Petugas Polres Kediri mengevakuasi mayat perempuan terpendam di permakaman Desa Tegowangi, Kecamatan Plemahan, Kediri, Kamis (17/5 - 2018). (Istimewa/tribratanewskediri.com)
20 Mei 2018 13:05 WIB Abdul Jalil Madiun Share :

Madiunpos.com, KEDIRI -- Aparat Polsek Plemahan, Polres Kediri, berhasil mengungkap identitas mayat perempuan yang dikubur di makam orang lain di tempat pemakaman umum lama, Desa Tegowangi, Kecamatan Plemahan, Kabupaten Kediri. Diduga kuat perempuan tersebut merupakan korban pembunuhan.

Kapolsek Plemahan, AKP Surono, mengatakan jasad perempuan yang dikubur di tempat pemakaman umum Desa Tegowangi yang ditemukan Kamis (17/5/2018) lalu berinisial S dan berusia 39 tahun. Namun, untuk alamat perempuan itu masih dalam penyelidikan lanjut.

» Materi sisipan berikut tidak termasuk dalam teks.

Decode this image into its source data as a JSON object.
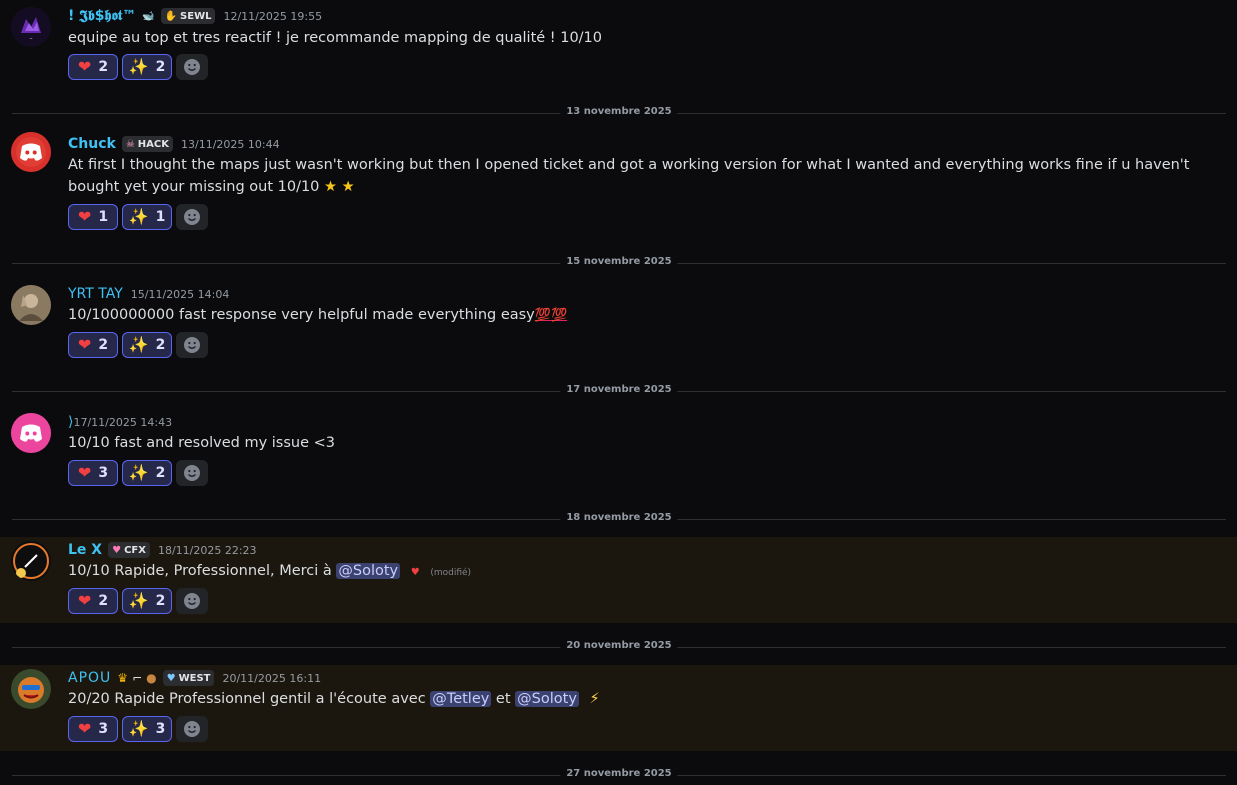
{
  "messages": [
    {
      "username": "! 𝕵𝖇$𝖍𝖔𝖙™",
      "extra_icon": "🐋",
      "tag": {
        "icon": "purple-hand-icon",
        "label": "SEWL"
      },
      "timestamp": "12/11/2025 19:55",
      "text": "equipe au top et tres reactif !  je recommande  mapping de qualité ! 10/10",
      "reactions": [
        {
          "emoji": "heart",
          "count": "2"
        },
        {
          "emoji": "sparkles",
          "count": "2"
        }
      ]
    },
    {
      "date_divider": "13 novembre 2025",
      "username": "Chuck",
      "tag": {
        "icon": "skull-icon",
        "label": "HACK"
      },
      "timestamp": "13/11/2025 10:44",
      "text": "At first I thought the maps just wasn't working but then I opened ticket and got a working version for what I wanted and everything works fine if u haven't bought yet your missing out 10/10",
      "reactions": [
        {
          "emoji": "heart",
          "count": "1"
        },
        {
          "emoji": "sparkles",
          "count": "1"
        }
      ]
    },
    {
      "date_divider": "15 novembre 2025",
      "username": "YRT TAY",
      "timestamp": "15/11/2025 14:04",
      "text": "10/100000000 fast response very helpful made everything easy",
      "reactions": [
        {
          "emoji": "heart",
          "count": "2"
        },
        {
          "emoji": "sparkles",
          "count": "2"
        }
      ]
    },
    {
      "date_divider": "17 novembre 2025",
      "username": "",
      "timestamp": "17/11/2025 14:43",
      "text": "10/10 fast and resolved my issue <3",
      "reactions": [
        {
          "emoji": "heart",
          "count": "3"
        },
        {
          "emoji": "sparkles",
          "count": "2"
        }
      ]
    },
    {
      "date_divider": "18 novembre 2025",
      "username": "Le X",
      "tag": {
        "icon": "pink-heart-icon",
        "label": "CFX"
      },
      "timestamp": "18/11/2025 22:23",
      "text_before": "10/10 Rapide, Professionnel, Merci à ",
      "mention": "@Soloty",
      "edited": "(modifié)",
      "reactions": [
        {
          "emoji": "heart",
          "count": "2"
        },
        {
          "emoji": "sparkles",
          "count": "2"
        }
      ]
    },
    {
      "date_divider": "20 novembre 2025",
      "username": "APOU",
      "tag": {
        "icon": "blue-heart-icon",
        "label": "WEST"
      },
      "timestamp": "20/11/2025 16:11",
      "text_before": "20/20 Rapide Professionnel gentil a l'écoute avec ",
      "mention1": "@Tetley",
      "text_mid": " et ",
      "mention2": "@Soloty",
      "reactions": [
        {
          "emoji": "heart",
          "count": "3"
        },
        {
          "emoji": "sparkles",
          "count": "3"
        }
      ]
    }
  ],
  "last_divider": "27 novembre 2025",
  "colors": {
    "background": "#0b0b0d",
    "highlight": "#1c170e",
    "username_blue": "#3ec1f3",
    "reaction_border": "#5865f2",
    "mention_bg": "#3c4270"
  },
  "icons": [
    "heart-icon",
    "sparkles-icon",
    "add-reaction-icon",
    "discord-logo-icon",
    "star-icon",
    "lightning-icon"
  ]
}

"Identitas korban sudah ketemu. Inisialnya S berusia 39 tahun. Untuk alamat masih dalam pengelidikan. Doakan saja kasusnya segera terungkap," kata dia yang dikutip Madiunpos.com dari laman resmi Polres Kediri, tribratanewskediri.com, Sabtu (19/5/2018). 

Surono menyampaikan saat ini kasus tersebut masih dalam penyelidikan. Polsek Plemahan mendapat backup dari Polres Kediri untuk mengungkap kasus tersebut.

Dia menuturkan hasil pemeriksaan sementara perempuan tersebut merupakan korban penganiayaan hingga meninggal dunia. “Korban diduga korban pembunuhan. Saat ini kami dibantu Polres Kediri untuk mengungkap kasus tersebut,” jelas AKP Surono.

Seperti diberitakan sebelumnya, warga Desa Tegowangi, Kecamatan Plemahan, Kediri, digegerkan dengan mayat perempuan yang ditemukan terkubur di atas bekas makam lama di desa tersebut, Kamis (17/5/2018). Mayat perempuan tak dikenal itu ditemukan dengan posisi satu kaki keluar dari timbunan tanah.

Pertama kali yang menemukan mayat tersebut adalah Diono, 58, warga desa setempat. Saat itu, Diono sedang mengambil potongan bambu yang ditaruh di tempat pemakaman umum desa setempat. Rencananya bambu itu mau dibuat untuk menanam kacang panjang.

Namun, saat hendak mengambil bambu tersebut. Diono justru melihat kaki yang keluar dari tempat pemakaman.